Launched on Dec. 14, 2009 from the Vandenberg Air Force Base in California aboard a Delta II launch vehicle, Wide-field Infrared Survey Explorer, or WISE, captured about 7,500 images every day during its primary mission, which lasted from January 2010 to February 2011.
And, although its hydrogen coolant was depleted in October 2010, NASA extended the mission by four more months and named it NEOWISE, to search for hazardous comets and asteroids close to Earth’s orbit using its remaining capabilities.

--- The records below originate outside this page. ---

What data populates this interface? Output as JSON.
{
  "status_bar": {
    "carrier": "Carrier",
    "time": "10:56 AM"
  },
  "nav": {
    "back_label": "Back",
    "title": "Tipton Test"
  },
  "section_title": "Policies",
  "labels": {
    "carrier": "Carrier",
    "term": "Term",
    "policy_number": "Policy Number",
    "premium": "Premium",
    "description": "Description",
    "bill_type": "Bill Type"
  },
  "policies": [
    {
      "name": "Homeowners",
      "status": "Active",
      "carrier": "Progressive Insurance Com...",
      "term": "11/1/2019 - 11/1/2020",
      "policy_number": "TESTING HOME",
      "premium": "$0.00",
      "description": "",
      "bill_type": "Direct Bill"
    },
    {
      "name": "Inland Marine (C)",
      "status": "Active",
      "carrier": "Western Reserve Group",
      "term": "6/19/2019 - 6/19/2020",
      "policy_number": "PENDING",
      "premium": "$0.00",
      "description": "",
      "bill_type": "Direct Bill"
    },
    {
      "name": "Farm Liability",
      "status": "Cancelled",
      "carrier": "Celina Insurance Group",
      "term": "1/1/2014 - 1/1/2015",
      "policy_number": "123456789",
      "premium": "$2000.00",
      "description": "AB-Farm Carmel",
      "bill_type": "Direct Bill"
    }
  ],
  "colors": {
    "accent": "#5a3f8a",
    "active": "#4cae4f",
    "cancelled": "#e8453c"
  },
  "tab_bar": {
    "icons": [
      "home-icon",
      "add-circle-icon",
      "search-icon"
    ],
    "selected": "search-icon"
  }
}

Now, the spacecraft, which discovered thousands of asteroids before being packed away on Feb. 17, 2011 will resume duty, for three more years, in September pursuing NEOs and other space rocks orbiting within 28 million miles from the Earth's path around the sun.
“The team is ready and after a quick checkout, we're going to hit the ground running,” Amy Mainzer, NEOWISE principal investigator at NASA's Jet Propulsion Laboratory in Pasadena, Calif. said in a statement.
“NEOWISE not only gives us a better understanding of the asteroids and comets we study directly, but it will help us refine our concepts and mission operation plans for future, space-based near-Earth object cataloging missions.”
According to NASA, WISE is expected to use its 16-inch telescope and infrared cameras to discover about 150 previously unknown NEOs. NASA also anticipates that WISE will detect the size, thermal properties and reflectivity, or albedo, of about 2,000 other space rocks that could be the subjects of a recently-announced asteroid exploration initiative.
NEOWISE detected about 158,000 space rocks out of approximately 600,000 known objects. Its discoveries included 21 comets, more than 34,000 asteroids in the main belt between Mars and Jupiter, and 135 near-Earth objects. Until now, the spacecraft has captured more than 2.7 million infrared images and cataloged more than 560 million objects in space.
Based on observations made by WISE, NASA scientists recently confirmed that most centaurs -- small celestial bodies orbiting the sun between Jupiter and Neptune -- are comets, and not asteroids flung out from the inner solar system.
The observations also indicated that approximately two-thirds of the centaur population is dominated by comets, which come from the cold outer reaches of our solar system. However, it is not clear whether the rest of the centaurs are asteroids.